New Plymouth, New Zealand (AFP)--Agricultural authorities in New Zealand slaughtered 26 cattle Thursday following a foot and mouth scare, which turned out to be a false alarm. The Ministry of Agriculture said its exotic response team was called to the Universal Beef Packers plant in Te Kuiti, east of Auckland, by a veterinarian when a lesion was found on a cow bound for export.
But test results later in the day confirmed it was not foot and mouth and there was no evidence of infectious disease.

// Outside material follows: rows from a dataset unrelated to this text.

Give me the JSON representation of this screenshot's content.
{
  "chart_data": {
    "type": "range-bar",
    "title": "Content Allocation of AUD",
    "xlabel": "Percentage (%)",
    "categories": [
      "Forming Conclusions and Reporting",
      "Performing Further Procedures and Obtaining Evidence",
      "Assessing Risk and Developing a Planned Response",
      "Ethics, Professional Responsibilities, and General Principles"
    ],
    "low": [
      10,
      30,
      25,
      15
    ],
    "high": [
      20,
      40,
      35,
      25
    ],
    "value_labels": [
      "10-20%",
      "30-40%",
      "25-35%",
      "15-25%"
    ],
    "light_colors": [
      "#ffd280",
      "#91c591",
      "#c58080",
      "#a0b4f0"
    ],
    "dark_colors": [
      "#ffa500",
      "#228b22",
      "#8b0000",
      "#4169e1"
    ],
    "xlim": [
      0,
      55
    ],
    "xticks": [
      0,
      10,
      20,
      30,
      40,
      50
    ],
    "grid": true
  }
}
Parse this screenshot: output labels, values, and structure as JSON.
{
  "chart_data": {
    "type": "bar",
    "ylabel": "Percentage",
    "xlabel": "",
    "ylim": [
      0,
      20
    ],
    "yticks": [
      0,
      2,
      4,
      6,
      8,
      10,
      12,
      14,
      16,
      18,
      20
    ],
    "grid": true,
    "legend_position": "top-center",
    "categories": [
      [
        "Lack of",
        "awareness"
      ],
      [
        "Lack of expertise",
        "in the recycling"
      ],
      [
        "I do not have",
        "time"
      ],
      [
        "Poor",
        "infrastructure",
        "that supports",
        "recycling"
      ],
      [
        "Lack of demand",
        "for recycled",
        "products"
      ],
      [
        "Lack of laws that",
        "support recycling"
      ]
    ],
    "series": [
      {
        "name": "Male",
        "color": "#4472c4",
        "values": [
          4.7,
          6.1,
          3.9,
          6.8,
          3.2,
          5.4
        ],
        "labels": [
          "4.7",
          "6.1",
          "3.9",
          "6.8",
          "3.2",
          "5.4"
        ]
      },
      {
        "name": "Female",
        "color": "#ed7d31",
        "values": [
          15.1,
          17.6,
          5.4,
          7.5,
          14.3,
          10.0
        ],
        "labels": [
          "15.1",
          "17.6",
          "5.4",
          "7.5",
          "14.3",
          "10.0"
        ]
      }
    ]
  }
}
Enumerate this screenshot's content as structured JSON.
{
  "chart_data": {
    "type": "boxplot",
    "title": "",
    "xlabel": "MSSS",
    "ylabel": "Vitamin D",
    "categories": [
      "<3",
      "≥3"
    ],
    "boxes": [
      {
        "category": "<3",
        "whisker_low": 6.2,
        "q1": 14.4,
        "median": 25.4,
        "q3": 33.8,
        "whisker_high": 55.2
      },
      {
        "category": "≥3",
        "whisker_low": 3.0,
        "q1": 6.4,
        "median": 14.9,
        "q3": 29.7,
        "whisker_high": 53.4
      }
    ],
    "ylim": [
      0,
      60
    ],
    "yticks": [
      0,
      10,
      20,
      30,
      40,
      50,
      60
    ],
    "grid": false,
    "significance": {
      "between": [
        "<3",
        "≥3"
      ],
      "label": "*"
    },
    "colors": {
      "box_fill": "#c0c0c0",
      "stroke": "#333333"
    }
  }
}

"In the absence of any infection, it is likely the healing wounds seen on a single animal were the result of trauma or the animal eating a caustic substance," the Agriculture Minister's press secretary, Cathie Bell, said.
She said a "gate control measure" was implemented at the works when a veterinarian discovered the skin irritations on the animal.
"No one was allowed in and no one was allowed out. All the animals in the works were put down," Bell said.
"It's an indication of our biosecurity measures at work."
Agriculture and Biosecurity Minister Jim Sutton, speaking from China, said he was "tremendously relieved" that the animal had no disease and that the exotic disease response system had worked well.
The outbreak of foot and mouth disease in Britain earlier this year resulted in the dumping of 2.75 million carcasses.